En este
tiempo de Adviento – preparación para la Natividad de Nuestro Señor – acostumbro
meditar sobre algunos puntos fundamentales de nuestra fe. Este año, en que la
liturgia nos recuerda una vez más este período espiritual, quiero meditar sobre
tres aspectos de la vida espiritual: la Paciencia, la esperanza y la alegría.
PACIENCIA,
es una virtud que, aparentemente es sencilla y fácil de alcanzarla. Con ella
conseguimos un estado tal de mansedumbre que solidifica nuestra fe y fortalece
nuestra esperanza en la vida eterna.
Jesús es el
modelo de mansedumbre que hemos de imitar pues esta virtud se manifiesta en una
gran fortaleza de espíritu. Hemos de imitar al Señor, modelo de paciencia, al
llevar nuestro yugo, porque con Él, es llevadero y liberador y la carga no es
tan pesada, pues el Señor nos ayuda a sobrellevarla.
La liturgia
del Adviento nos propone a Cristo manso y humilde para que vayamos a Él con
sencillez, y también para que procuremos imitarle como preparación para la
Navidad. Sólo así podremos comprender los sucesos de Belén; sólo así podremos
hacer que quienes caminan junto a nosotros nos acompañen hasta el Niño Dios.
Si
observamos de cerca a Jesús, le vemos paciente con los defectos de sus
discípulos, y no tendrá inconveniente en repetir una y otra vez las mismas
enseñanzas, explicándolas detalladamente, para que sus íntimos, lentos y
distraídos, conozcan la doctrina de la salvación. No se impacienta con sus
tosquedades y faltas de correspondencia. Verdaderamente, Jesús, “que es Maestro
y Señor nuestro, manso y humilde de corazón, atrajo e invitó pacientemente a
sus discípulos”.
La paciencia
y la mansedumbre no son propias de los blandos ni de los amorfos; está apoyada,
por el contrario, sobre una gran fortaleza de espíritu.
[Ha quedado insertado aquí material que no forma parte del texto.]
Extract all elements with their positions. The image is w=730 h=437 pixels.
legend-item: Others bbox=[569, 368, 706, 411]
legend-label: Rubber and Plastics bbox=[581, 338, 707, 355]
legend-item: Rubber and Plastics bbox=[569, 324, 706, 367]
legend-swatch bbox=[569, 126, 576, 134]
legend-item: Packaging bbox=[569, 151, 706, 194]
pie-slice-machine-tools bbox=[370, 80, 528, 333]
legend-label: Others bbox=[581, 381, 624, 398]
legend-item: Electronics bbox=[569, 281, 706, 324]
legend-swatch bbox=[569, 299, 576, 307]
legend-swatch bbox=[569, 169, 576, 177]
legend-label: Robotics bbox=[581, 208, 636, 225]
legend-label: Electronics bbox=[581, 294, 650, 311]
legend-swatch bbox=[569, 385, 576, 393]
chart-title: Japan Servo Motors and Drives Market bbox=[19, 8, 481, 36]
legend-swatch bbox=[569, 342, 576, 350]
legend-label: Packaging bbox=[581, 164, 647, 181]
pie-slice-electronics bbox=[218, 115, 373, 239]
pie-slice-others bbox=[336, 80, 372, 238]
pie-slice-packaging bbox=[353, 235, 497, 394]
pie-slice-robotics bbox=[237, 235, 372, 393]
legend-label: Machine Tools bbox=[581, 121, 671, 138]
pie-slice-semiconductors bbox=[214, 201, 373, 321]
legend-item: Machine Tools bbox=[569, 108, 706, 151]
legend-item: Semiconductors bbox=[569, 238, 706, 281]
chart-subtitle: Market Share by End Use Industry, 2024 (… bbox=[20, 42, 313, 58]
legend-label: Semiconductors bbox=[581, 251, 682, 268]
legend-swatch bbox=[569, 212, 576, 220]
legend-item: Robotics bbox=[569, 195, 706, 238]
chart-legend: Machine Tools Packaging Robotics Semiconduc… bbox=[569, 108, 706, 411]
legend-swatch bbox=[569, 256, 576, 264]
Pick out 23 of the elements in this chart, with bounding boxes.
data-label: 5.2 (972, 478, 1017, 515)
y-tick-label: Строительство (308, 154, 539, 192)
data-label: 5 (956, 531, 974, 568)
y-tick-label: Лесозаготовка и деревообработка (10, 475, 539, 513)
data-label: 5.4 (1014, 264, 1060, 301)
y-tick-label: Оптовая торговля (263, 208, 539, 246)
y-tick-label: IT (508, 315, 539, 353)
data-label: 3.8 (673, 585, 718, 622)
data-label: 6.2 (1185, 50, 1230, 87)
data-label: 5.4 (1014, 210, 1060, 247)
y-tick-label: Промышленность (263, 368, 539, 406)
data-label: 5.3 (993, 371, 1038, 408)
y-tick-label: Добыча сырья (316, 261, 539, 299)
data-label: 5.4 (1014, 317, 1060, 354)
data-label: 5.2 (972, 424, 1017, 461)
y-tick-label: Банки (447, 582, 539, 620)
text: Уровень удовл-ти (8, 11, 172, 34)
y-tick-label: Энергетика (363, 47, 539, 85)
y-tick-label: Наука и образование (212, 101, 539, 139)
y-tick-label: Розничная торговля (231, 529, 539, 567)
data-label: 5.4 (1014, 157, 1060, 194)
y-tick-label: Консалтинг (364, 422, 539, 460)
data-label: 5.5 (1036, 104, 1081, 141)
El mismo ejercicio de
esta virtud implica continuos actos de fortaleza.
Si
practicamos la paciencia, nos opondremos a las estériles manifestaciones de
violencia, que en el fondo son signos de debilidad (irritaciones, mal humor,
odio, etc.), a los desgastes inútiles de fuerzas por enfados que no tienen
razón de ser, ni por su origen –muchas veces estriba éste en pequeñeces, que
podían haber pasado con una sonrisa o un silencio-, ni por resultados, porque
nada arreglan.
LA
ESPERANZA nos ayuda a lo que yo llamo de: “la santa espera”. Es tan difícil
tener la paciencia para conseguir esta virtud, la de la esperanza, que nos
ayuda en nuestra vida espiritual a tener la convicción de que, pase lo que
pase, llegaremos hasta la meta espiritual de la vida eterna, que es la
verdadera felicidad que podemos alcanzar.
La
esperanza es mansa, es agradable y es benigna. Ella nos conforta y, como dice
el dicho popular “es la última que muere”, nunca debemos dejar de hacer crecer
en nuestro corazón esta virtud, porque ella nos apoya y nos lleva por el camino
trazado por la Providencia.
LA ALEGRIA,
es el fruto de la paciencia, de la esperanza, de la fe, de la caridad. Con la
alegría en el alma, podremos enfrentar, con garbo, todas las vicisitudes de la
vida. Un espíritu alegre, es un espíritu que contagia y atrae. Una persona
alegre trae consigo un bagaje de gentilezas, algarabías y sonrisas que hacen
que la vida parezca mucho más fácil y llevadera.
En este
Adviento de nuestra vida, mi mayor deseo es que consigamos ejercer la
PACIENCIA, la ESPERANZA y la ALEGRIA. Que éstos sean los pilares para que
podamos vivir la Navidad de Nuestro Señor con gracias y bendiciones. Que así sea.